La petite phrase de Bill Clinton a relancé les spéculations. Les commentateurs rappellent que le nom de Clark avait d’abord été cité comme partenaire de Hillary dans une course à la Maison-Blanche, mais sur le fauteuil de vice-président. De là à penser qu’il joue le rôle du cheval de Troie, il n’y a qu’un pas, déjà franchi par toute la presse américaine.
Selon les versions, Clark aurait pour première utilité de neutraliser Howard Dean et ses poursuivants en montrant qu’un néophyte peut les surclasser en une semaine. Dans la foulée, il préserverait l’influence des Clinton sur l’appareil du Parti démocrate.
Il présenterait ensuite l’avantage d’être lui-même un candidat fragile : assez pour, soit être battu par George W. Bush dans treize mois, ouvrant la voie à une candidature de Hillary en 2008, soit s’effondrer avant la ligne d’arrivée, amenant les démocrates à appeler au secours le sénateur de New York dès 2004.
Le raisonnement peut paraître tiré par les cheveux, mais les débuts de Wesley Clark n’ont pas contribué à le démentir.
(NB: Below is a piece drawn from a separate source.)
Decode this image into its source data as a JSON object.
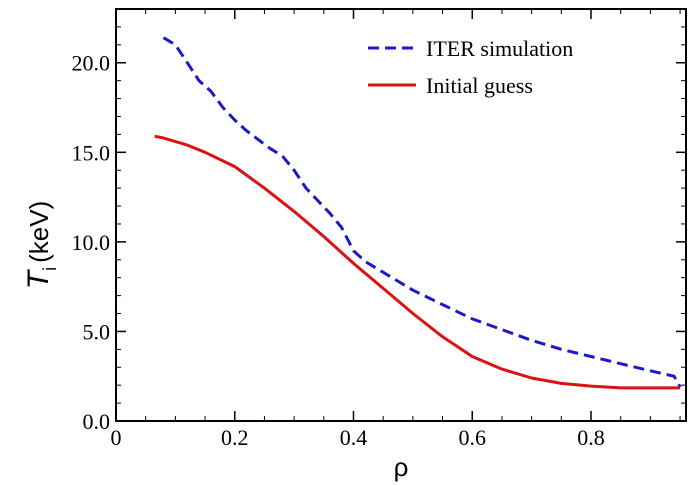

L’expert militaire, qui, sur toutes les chaînes, conspuait depuis des mois l’aventure irakienne de Bush, a déclaré dans sa première interview qu’il aurait voté en faveur de la guerre. Il s’est repris le lendemain et a soutenu qu’en «aucun cas» il n’aurait fait une chose pareille. Puis il a expliqué qu’il s’opposerait à la rallonge de 87 milliards de dollars demandée par l’Administration, à moins que des «circonstances» ne l’amènent à se prononcer pour. «Sa première semaine de campagne a été une parade triomphale interrompue seulement par des blessures qu’il s’est lui-même infligées», notait hier le Washington Post.
Cet amateurisme conduit les milieux politiques à s’interroger sur le soutien de professionnels tels que les Clinton. Dans le New York Times, William Safire n’exclut pas «l’altruisme», mais il penche pour le «machiavélisme». Il soupçonne Bill et Hillary de «penser que sa candidature va s’enliser et représente leur billet de retour vers la Maison-Blanche en 2004 ou 2008».